Different scales of change are likely to be encountered at separate breeding and wintering grounds. However, conditions along the migration route, particularly for long distance, Afro-Palearctic migrants, also vary dramatically in the same location between the spring and autumn. Such varied seasonal habitat changes require considerable flexibility in the capacity for adaptation throughout the annual cycle, which has potential detrimental implications for many migrant species. 

Using GPS tracking data from 29 Nightjars tagged in Britian and Belgium, the birds’ current habitat use during the breeding season, winter, and during spring and autumn migration was determined. Climate change and a range of socio-economic predictions, in combination with environmental conditions, were used to estimate how the extent and location of suitable habitat is likely to change in the future (2081–2100). The main findings indicate that although more suitable habitat may be available in the future in the breeding, wintering and spring migration locations, a substantial reduction in suitable habitat is predicted for the autumn migration. In addition, the length of migration barriers, such as the Sahara Desert is predicted to increase. Therefore, longer migration distances will require greater energy expenditure, which will increase the risks associated with migration and consequently impact survival. 

This study highlights the complexity of future habitat change and how this may vary seasonally and within different parts of the annual lifecycle. It also provides an example of how Nightjars, and many other long-distance migrants, are likely to be impacted by future environmental change.

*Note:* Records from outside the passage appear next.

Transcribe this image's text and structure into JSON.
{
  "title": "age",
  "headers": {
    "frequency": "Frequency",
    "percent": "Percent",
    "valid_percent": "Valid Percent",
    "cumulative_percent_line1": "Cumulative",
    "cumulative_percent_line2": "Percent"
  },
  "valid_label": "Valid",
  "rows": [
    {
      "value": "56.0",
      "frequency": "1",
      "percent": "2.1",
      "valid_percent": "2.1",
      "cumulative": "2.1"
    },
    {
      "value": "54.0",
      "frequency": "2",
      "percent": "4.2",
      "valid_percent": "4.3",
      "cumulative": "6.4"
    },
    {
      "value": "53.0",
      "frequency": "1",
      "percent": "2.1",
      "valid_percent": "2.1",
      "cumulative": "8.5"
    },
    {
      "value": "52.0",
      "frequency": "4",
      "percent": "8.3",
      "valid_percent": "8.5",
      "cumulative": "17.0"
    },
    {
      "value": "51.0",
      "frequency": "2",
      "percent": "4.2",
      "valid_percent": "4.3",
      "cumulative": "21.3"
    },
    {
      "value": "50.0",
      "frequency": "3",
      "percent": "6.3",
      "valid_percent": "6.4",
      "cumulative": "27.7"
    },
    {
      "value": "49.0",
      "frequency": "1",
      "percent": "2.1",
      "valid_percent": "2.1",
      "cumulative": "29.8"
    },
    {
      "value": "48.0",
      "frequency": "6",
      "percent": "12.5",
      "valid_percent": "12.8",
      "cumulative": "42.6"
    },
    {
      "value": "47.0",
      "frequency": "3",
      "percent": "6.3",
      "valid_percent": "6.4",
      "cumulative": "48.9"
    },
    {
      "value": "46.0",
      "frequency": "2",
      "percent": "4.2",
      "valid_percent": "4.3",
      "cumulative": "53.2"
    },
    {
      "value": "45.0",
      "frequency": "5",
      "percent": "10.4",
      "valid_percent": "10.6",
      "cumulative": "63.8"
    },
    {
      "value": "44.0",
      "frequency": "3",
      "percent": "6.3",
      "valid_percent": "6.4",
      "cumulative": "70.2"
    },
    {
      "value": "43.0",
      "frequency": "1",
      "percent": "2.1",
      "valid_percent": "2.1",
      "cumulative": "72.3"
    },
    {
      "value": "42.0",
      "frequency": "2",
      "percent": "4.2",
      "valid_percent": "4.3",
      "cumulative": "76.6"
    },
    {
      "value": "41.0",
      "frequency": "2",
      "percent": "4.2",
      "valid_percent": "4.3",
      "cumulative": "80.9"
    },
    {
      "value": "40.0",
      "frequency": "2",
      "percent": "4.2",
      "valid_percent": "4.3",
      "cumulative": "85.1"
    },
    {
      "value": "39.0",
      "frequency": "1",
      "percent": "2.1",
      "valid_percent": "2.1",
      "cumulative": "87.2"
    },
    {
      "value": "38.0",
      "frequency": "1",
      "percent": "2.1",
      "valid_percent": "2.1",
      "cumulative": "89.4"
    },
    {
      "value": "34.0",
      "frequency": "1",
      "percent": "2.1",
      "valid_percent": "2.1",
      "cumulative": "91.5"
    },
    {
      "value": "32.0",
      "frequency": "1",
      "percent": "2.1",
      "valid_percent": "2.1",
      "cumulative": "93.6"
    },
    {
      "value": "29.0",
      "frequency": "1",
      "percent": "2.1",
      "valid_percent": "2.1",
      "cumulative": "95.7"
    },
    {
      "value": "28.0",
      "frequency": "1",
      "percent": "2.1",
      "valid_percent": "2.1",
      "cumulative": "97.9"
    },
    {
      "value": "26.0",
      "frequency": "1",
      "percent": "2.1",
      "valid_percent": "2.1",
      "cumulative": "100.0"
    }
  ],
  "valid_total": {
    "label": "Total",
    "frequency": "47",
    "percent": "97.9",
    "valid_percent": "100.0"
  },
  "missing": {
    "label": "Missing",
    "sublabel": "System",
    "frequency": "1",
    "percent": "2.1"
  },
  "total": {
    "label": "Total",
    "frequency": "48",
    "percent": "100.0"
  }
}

Climate change and the alteration of land-use and land-cover (LULC) on a global scale presents a notable threat to biodiversity, with a particular impact on long-distance migratory birds. Nonetheless, our comprehension of how these changes specifically affect these avian migrants remains limited. To address this knowledge gap, species distribution models offer a valuable tool as they allow for projecting habitat suitability and provide insights into a species’ ecological responses to changing environmental conditions. In this study, we utilize modelled climate and LULC data spanning from 2015 to 2100, coupled with GPS tracking data and open-source occurrence data of European Nightjars (Caprimulgus europaeus), to assess how suitable habitat might be affected by changes in climate and LULC under different emission and socio-economic scenarios. Our models show that climate change alone may expand suitable habitat, particularly under high-emission scenarios, while LULC change generally exerts a constraining effect across annual cycle stages. While some scenarios indicate overall stability in the amount of suitable habitat, our spatially explicit results reveal that these entail substantial redistribution of suitable habitat which may disrupt migration patterns and increase energetic costs. Our findings underscore the importance of explicitly considering spatial and temporal aspects in assessments of global change impacts on migratory species and highlight the need for targeted conservation interventions in critical stopover zones to safeguard the species' future amidst global environmental change.